Giving credit where it’s due, Luzardo is one of the Athletics’ most-prized prospects. He actually pitched the sixth, seventh, and eighth innings of a mid-September game against the Houston Astros in 2019 for his Major League debut. He ended up compiling 12 innings and 16 strikeouts to end his short stint with the club. Again, this season, teams have been able to get to him, so the White Sox have a chance to set the tone on Tuesday afternoon. They will have to do it early, however, as Luzardo is expected to throw a short outing before turning it over to the reliable Oakland bullpen.
Josh’s Prediction: For me, this series, as short as it is, will be decided in the first four or five innings of each game. Both teams have a few names in their pen that they can rely on to come in and shut it down. With that being said, the Sox offensive performance the last two games of the season made me feel a bit better moving forward, and I feel really good with Lucas Giolito and Dallas Keuchel on the mound for the first two games of the series. I’ll say that these two teams exchange punches in the first two, but ultimately the South Siders prevail in a close, high-scoring third game of the series to move on. Sox in three. Book it.
Jonnie’s Prediction: The White Sox are not ‘locked in’. They are not ‘ready’. It’s not ‘a new season’. Momentum matters in baseball. If you don’t believe that, then how did you feel when it was on the White Sox side throughout August into early September? The last ten games of the regular season proved that momentum is as far away from the White Sox as humanly possible, as the South Siders slid from the cream of the crop in the AL all the way down to the seventh seed.

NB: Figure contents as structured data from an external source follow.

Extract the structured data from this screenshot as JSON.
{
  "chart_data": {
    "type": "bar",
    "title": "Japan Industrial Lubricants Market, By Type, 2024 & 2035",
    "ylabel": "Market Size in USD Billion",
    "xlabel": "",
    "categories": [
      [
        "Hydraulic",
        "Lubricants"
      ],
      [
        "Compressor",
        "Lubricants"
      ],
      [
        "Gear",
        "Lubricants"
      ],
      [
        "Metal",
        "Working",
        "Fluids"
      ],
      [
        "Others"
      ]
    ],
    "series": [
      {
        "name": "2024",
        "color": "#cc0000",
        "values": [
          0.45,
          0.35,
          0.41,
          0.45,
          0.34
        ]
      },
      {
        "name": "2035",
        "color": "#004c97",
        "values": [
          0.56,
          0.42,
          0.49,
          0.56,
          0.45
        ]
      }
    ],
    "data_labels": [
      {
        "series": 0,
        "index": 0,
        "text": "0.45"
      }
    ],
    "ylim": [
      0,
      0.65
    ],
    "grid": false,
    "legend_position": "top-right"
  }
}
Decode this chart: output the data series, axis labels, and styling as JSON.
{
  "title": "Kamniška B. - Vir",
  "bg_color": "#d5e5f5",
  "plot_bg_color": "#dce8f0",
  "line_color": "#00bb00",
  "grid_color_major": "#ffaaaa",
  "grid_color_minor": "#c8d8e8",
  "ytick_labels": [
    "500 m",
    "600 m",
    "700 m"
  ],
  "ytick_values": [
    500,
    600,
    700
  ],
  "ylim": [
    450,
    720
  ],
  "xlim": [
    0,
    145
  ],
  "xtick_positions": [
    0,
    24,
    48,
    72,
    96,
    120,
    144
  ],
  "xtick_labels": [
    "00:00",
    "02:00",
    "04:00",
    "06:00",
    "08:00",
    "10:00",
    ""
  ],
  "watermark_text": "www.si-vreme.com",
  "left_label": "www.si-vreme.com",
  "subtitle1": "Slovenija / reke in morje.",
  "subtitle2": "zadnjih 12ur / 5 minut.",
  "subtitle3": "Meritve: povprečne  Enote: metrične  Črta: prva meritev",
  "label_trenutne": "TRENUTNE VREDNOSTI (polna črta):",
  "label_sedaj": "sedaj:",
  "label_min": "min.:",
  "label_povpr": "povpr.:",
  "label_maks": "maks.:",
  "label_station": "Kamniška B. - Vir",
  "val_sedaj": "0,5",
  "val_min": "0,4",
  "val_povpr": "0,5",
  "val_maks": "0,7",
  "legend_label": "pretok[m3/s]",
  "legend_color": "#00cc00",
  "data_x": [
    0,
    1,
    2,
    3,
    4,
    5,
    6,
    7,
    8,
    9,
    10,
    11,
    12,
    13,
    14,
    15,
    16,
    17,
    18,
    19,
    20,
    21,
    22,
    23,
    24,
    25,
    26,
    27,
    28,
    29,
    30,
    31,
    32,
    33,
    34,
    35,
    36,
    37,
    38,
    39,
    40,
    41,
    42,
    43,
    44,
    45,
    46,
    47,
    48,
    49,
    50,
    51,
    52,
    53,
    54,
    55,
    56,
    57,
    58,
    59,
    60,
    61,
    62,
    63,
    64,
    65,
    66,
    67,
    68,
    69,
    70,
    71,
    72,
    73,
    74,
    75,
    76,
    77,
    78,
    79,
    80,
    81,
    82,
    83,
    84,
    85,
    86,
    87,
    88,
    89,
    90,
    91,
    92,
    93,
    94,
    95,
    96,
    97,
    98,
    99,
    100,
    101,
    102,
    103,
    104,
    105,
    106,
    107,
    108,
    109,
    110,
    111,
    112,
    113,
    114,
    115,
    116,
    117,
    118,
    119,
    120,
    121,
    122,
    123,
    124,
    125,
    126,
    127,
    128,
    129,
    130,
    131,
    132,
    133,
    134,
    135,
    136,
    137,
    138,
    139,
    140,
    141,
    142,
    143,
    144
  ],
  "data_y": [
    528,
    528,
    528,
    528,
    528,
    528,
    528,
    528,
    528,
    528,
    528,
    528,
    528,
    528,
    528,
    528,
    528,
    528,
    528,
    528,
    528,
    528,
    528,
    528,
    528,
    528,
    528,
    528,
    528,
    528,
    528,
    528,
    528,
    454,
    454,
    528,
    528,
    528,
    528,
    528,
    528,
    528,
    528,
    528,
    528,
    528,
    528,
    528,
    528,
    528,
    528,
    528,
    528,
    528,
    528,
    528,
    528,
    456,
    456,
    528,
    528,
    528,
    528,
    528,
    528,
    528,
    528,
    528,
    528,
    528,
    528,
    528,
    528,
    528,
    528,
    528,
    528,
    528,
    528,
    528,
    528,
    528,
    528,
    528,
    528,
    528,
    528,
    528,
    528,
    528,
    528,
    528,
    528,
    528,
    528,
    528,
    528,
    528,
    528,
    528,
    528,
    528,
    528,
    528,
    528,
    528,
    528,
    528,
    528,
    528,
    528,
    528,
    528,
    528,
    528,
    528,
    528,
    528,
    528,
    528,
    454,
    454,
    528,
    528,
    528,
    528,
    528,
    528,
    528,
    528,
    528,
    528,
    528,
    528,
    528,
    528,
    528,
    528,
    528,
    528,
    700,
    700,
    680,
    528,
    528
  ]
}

Only a handful of guys have postseason experience on their roster. For as good as Lucas Giolito has been, he has also had his lapses. When he has the jitters, as he did in a big Opening Day start against the Twins, his command is putrid and a game can get out of hand early. I expect Oakland to embarrass a young and inexperienced White Sox team on the biggest stage by compiling some early runs in each game before handing it over to their effective bullpen. But hey, at least the Sox were regular-season offensive darlings. A’s in two.